The power of a narrative is real. This is especially true of environmental narratives, which often paint people who live off the land as poor and struggling masses yearning to be saved and those who don't as, well, civilized but slightly overambitious. That narrative should be called out for what it is: white, pale and stale.
I was force-fed a similar narrative in middle school when my “Ethiopian-ness” came up, not because anyone in my class knew Ethiopia was the cradle of all humanity or because they had heard of the rolling Simien Mountains, the deep crevices of the Danakil Depression or the fact that the inception of the world’s longest and most historic river, the Nile (which is getting a lot of attention right now), has its headwaters in my parents’ homeland.
I was reminded because of starvation. It was all because of the 1985 famine that got so much media coverage — a little too much if you ask me. Tragic photos of babies with distended bellies and flies swarming their heads were, unfortunately for me, quite popular in the nineties. You’ve likely seen pictures of kids on a nondescript dirt road somewhere in the Sub-Saharan taken by a guy from some newspaper that tarnished the image of the greatest civilization the pre-historic world had ever known. That famine had everyone in my middle school class calling me Starvin’ Marvin. Michael Jackson wrote a song about it. It was a hit.
Now let me concede to every American who’s reading this thinking, “Why wouldn’t anyone know Ethiopia for that famine? It happened, didn’t it?” It’s true, it happened. The problem was its portrayal. The focus was placed almost entirely on the victims. Not on the Italian fascists who dropped mustard gas on Ethiopian crops rendering the land useless for decades, or the international community who turned a blind eye, or the colonial political decisions to cut off Ethiopia’s access to the Red Sea and global trade by occupying Eritrea. The popular narrative left out a lot of key players.
A similar narrative plays out when it comes to climate change and environmental degradation.
We’ve all heard the stories of how climate change is going to change not only Ethiopia but every other country on the globe. But a better question than “who are the victims?” is “who are the culprits?” And who needs to be among the leaders in the movement?
Ethiopia, along with much of the African continent, has some of the grandest natural wealth and beauty in the world, which explains why Chinese, American and international corporations are all competing for a piece of it. Countries that irresponsibly exploited their own natural beauty are still trying to exploit African and Indigenous nations at the cost of the land and the people. Why? Because Indigenous people have been good stewards of their land. Yet the media has painted them as poor, helpless people suffering from climate change rather than rightful leaders in the global conservation movement.

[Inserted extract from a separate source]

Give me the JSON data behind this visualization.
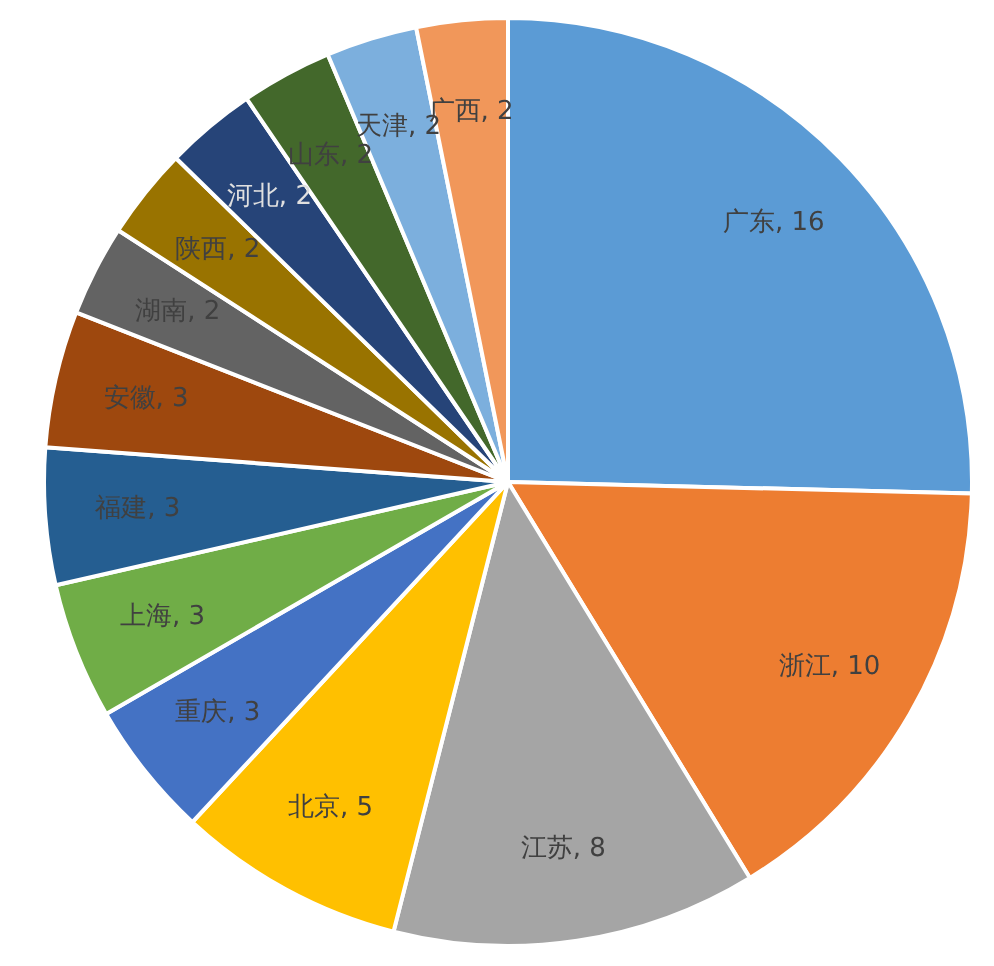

We all know about representation and why it matters in Hollywood, but the problem is bigger than that. Environmental media, obsessed with its white fright and angst, has overshadowed and at times exploited the Indigenous and African communities who’ve been calmly protecting and managing the earth for millennia. This narrative leaves a glaring deficiency — a famine, if you will — of imperative, inclusive and systematic policies based on the earliest and most effective forms of sustainable environmental practices.
The kids who called me Starvin’ Marvin in middle school didn’t come up with it on their own, nor did the creators of South Park who popularized the fictional character. It was force-fed to them by news coverage obsessed with portraying victimhood. It’s been used to create a sense of inability and lack of agency on the part of not only Ethiopians but Indigenous and minority communities in America and worldwide. Narratives of poverty, crime and inaction are used to explain away environmental conditions rather than focusing on the political, historical and environmental policy decisions of largely white, male policymakers and corporate owners. Let’s be real, no African country is the highest greenhouse gas emitter in the world. It’s China and the U.S. Kids in Detroit don’t have enough to eat, poor Americans are dying from toxic waste, and water in Flint and South Dakota is more contaminated than rivers in Ethiopia.
Even worse, keeping natives and Blacks out of the environmental leadership conversation and out of the newsrooms that report on it ignores much-needed wisdom, protection and knowledge that will help us combat climate change. Over 90% of media sources in the U.S. newsrooms are controlled by six corporations and minorities comprise only 17% of newsroom staff while making up over 40% of the U.S. population. A conflict of environmental interest and narrative indeed. If the COVID-19 pandemic teaches us anything, it’s that Ethiopia and other environmentally, spiritually and culturally developed Indigenous groups and countries had it right all along. Less is more. Rather than being seen as “underdeveloped,” Indigenous cultures should be the poster children not of starvation but of austerity, foresight and human kindness.
Climate change isn’t a green problem, it’s a white one. News and other media outlets have a chance and responsibility to create a more inclusive and holistic narrative to shape environmental policies on the larger global scene while elevating the leadership of Indigenous and African American communities. And this can only happen one story at a time.